Introduction. Hypertension (HTN) is both a cause and effect of chronic kidney disease (CKD) and contributes to its progression. Visfatin and resistin, two of the key cytokines secreted by adipocytes, have been shown to be associated with HTN.
The objective of our study was to investigate the association of plasma visfatin and resistin in HTN patients with CKD, after adjusting for multiple important risk factors of CKD.
Materials and Methods. We investigated the association of plasma visfatin and resistin in 55 patients with HTN and CKD and in 55 HTN controls without CKD. CKD was defined as an estimated glomerular filtration rate (eGFR) <60 mL/min/1.73m2 or presence of albuminuria. Quantile regression and logistic regression models were used to examine the association between adipokines and CKD, adjusting for multiple confounding factors.

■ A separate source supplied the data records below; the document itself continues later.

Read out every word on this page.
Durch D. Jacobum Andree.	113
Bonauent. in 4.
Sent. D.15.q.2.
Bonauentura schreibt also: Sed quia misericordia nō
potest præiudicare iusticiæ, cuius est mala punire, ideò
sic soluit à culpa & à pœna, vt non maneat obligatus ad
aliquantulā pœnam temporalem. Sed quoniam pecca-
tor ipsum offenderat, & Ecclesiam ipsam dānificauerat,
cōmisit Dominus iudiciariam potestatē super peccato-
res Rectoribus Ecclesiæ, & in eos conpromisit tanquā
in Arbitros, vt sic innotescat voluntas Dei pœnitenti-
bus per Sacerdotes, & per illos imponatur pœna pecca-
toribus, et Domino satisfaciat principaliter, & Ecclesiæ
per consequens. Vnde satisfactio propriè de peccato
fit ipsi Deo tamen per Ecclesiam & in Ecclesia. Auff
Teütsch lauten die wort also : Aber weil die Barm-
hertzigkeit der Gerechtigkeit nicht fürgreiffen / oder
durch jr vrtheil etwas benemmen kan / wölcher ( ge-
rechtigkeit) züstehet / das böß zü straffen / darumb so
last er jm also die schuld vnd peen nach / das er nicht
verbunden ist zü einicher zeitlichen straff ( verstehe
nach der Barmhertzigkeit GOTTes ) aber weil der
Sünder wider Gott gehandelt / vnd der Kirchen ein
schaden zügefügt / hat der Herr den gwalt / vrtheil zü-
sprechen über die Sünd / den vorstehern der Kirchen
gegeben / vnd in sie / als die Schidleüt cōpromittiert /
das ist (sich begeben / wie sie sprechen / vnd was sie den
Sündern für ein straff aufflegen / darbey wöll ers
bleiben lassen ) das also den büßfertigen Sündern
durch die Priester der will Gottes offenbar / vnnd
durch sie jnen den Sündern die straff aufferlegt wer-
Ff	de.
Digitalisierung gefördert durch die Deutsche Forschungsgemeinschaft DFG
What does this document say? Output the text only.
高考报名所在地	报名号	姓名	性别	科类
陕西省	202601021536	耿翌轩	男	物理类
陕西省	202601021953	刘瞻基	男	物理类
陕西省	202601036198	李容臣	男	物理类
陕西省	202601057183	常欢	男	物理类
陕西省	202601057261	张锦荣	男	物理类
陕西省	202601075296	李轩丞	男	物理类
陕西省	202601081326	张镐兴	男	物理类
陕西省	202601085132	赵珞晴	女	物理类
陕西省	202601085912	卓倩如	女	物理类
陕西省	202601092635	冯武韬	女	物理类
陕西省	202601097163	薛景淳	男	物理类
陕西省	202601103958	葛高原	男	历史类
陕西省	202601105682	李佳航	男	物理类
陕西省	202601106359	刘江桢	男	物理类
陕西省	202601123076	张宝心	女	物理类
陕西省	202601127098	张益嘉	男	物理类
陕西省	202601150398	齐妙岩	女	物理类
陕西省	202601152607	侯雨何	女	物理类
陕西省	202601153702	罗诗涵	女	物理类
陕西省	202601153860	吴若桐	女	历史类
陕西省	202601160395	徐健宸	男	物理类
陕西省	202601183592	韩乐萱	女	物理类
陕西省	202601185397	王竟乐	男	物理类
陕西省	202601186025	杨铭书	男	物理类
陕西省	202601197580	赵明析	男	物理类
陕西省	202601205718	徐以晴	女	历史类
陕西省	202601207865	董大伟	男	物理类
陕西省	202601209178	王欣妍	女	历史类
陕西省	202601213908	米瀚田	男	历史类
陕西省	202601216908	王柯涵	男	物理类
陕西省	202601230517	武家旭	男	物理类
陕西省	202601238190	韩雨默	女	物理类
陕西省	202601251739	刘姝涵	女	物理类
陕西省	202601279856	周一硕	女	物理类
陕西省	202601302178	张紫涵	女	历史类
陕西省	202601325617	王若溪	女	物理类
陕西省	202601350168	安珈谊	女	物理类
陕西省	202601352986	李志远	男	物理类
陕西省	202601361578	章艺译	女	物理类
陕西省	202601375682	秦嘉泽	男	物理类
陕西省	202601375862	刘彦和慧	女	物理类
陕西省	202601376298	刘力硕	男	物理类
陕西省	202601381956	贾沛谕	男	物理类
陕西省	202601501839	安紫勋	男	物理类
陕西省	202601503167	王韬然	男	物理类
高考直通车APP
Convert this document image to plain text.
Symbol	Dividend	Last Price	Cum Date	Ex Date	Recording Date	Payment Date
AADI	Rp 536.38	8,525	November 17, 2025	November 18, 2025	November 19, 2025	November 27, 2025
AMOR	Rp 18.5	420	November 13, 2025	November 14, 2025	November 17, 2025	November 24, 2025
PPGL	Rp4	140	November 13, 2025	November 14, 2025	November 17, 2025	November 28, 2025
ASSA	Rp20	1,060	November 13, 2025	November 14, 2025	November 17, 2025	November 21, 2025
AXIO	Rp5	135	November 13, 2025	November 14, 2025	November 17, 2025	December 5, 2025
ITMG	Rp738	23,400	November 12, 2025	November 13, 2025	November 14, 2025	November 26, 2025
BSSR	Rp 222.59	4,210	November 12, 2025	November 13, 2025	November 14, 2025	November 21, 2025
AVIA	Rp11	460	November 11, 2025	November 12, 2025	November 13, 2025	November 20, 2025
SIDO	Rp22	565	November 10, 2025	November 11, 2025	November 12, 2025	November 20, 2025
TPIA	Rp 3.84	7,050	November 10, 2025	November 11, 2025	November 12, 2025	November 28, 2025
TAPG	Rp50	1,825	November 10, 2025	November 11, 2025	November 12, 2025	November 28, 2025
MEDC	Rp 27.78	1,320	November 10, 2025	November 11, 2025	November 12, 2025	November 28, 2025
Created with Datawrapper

Results. Compared to HTN patients without CKD, adjusted median visfatin value (48.0 vs. 22.1 ng/mL, p<0.0001) and adjusted mean resistin value (17.3 vs 9.8 ng/mL, p<0.0001) were significantly higher in HTN patients with CKD. The multiple-adjusted odds ratio (95% confidence interval) of CKD, comparing the highest tertile to the lower two tertiles, was 2.3. (1.1, 4.9) for visfatin and 13.8 (7.4, 25.2) for resistin. In addition, higher visfatin and resistin were independently associated with lower eGFR and higher urinary albumin levels.
Conclusions. These findings suggest that adipocytokines are independently and significantly associated with the risk and severity of CKD in HTN patients. Longitudinal studies are warranted to evaluate the prospective relationship of adipocytokines to the development and progression of CKD.
Keywords: chronic kidney disease, hypertension, adypocytokines, visfatin, resistin.